「「忌避される空間に商機あり:事故物件とフードロスの共通点」」事故物件ゾク 恐い間取り 林文臣さんの映画レビュー(感想・評価)
「忌避される空間に商機あり:事故物件とフードロスの共通点」
映画『事故物件 恐い間取り』は、芸人・松原タニシの実体験を基にしたホラー作品でありながら、経営者としても多くの気づきを与えてくれる一作だった。主人公が事故物件に住み続けるという狂気とも言える行動は、ある意味で“需要のない空間に価値を見出す”挑戦でもあり、不動産の再定義に近い。その点で、近年注目されているフードロス問題と通ずるところがある。誰もが敬遠する“使われないもの”を、いかにして価値に転換するか。まさに経営の本質が問われるテーマである。
本作で印象的なのは、「見えないもの」に立ち向かう姿勢だ。事故物件に住むことで、目に見えない恐怖と格闘しながら、結果としてメディア露出が増え、主人公はビジネスとしての成功を掴んでいく。これもまた、時代のニッチを突いたマーケティングの一種であり、私たち経営者が持つべき“問題解決の感性”を刺激される。

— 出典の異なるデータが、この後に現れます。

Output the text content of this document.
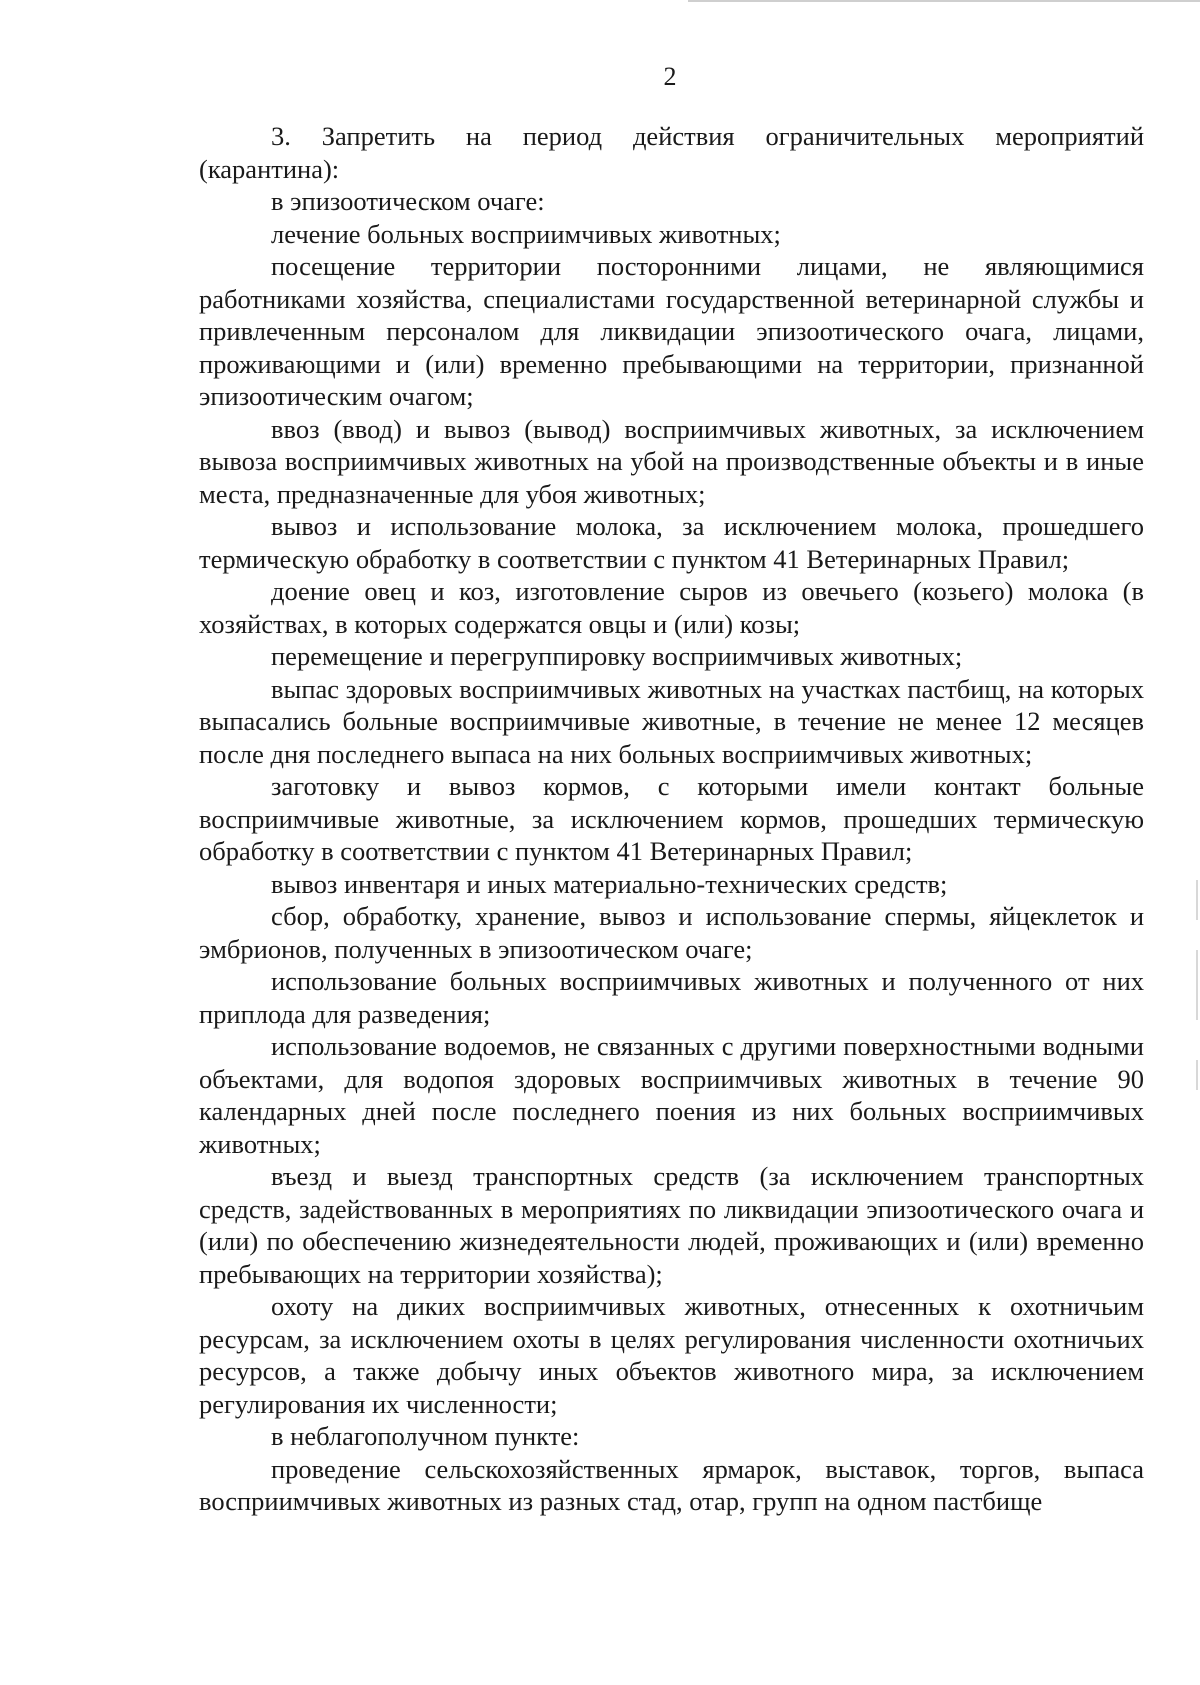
2

3. Запретить на период действия ограничительных мероприятий (карантина):

в эпизоотическом очаге:

лечение больных восприимчивых животных;

посещение территории посторонними лицами, не являющимися работниками хозяйства, специалистами государственной ветеринарной службы и привлеченным персоналом для ликвидации эпизоотического очага, лицами, проживающими и (или) временно пребывающими на территории, признанной эпизоотическим очагом;

ввоз (ввод) и вывоз (вывод) восприимчивых животных, за исключением вывоза восприимчивых животных на убой на производственные объекты и в иные места, предназначенные для убоя животных;

вывоз и использование молока, за исключением молока, прошедшего термическую обработку в соответствии с пунктом 41 Ветеринарных Правил;

доение овец и коз, изготовление сыров из овечьего (козьего) молока (в хозяйствах, в которых содержатся овцы и (или) козы;

перемещение и перегруппировку восприимчивых животных;

выпас здоровых восприимчивых животных на участках пастбищ, на которых выпасались больные восприимчивые животные, в течение не менее 12 месяцев после дня последнего выпаса на них больных восприимчивых животных;

заготовку и вывоз кормов, с которыми имели контакт больные восприимчивые животные, за исключением кормов, прошедших термическую обработку в соответствии с пунктом 41 Ветеринарных Правил;

вывоз инвентаря и иных материально-технических средств;

сбор, обработку, хранение, вывоз и использование спермы, яйцеклеток и эмбрионов, полученных в эпизоотическом очаге;

использование больных восприимчивых животных и полученного от них приплода для разведения;

использование водоемов, не связанных с другими поверхностными водными объектами, для водопоя здоровых восприимчивых животных в течение 90 календарных дней после последнего поения из них больных восприимчивых животных;

въезд и выезд транспортных средств (за исключением транспортных средств, задействованных в мероприятиях по ликвидации эпизоотического очага и (или) по обеспечению жизнедеятельности людей, проживающих и (или) временно пребывающих на территории хозяйства);

охоту на диких восприимчивых животных, отнесенных к охотничьим ресурсам, за исключением охоты в целях регулирования численности охотничьих ресурсов, а также добычу иных объектов животного мира, за исключением регулирования их численности;

в неблагополучном пункте:

проведение сельскохозяйственных ярмарок, выставок, торгов, выпаса восприимчивых животных из разных стад, отар, групп на одном пастбище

たとえば、飲食業界で賞味期限間近の食品を再活用する「ロス削減プラン」は、見方を変えれば“事故物件”に価値を与える試みにも似ている。つまり、フードロスも恐怖も、捉え方次第で価値の源泉となりうるのだ。私自身、美容や飲食領域で新規事業を検討しているが、この映画を通して「社会的に避けられるものにこそ、未来がある」という視点を再確認できた。
『事故物件 恐い間取り』は単なるホラー映画にとどまらず、“忌避されるものをどう扱うか”という、経営にも通じる重要な問いを投げかけてくる。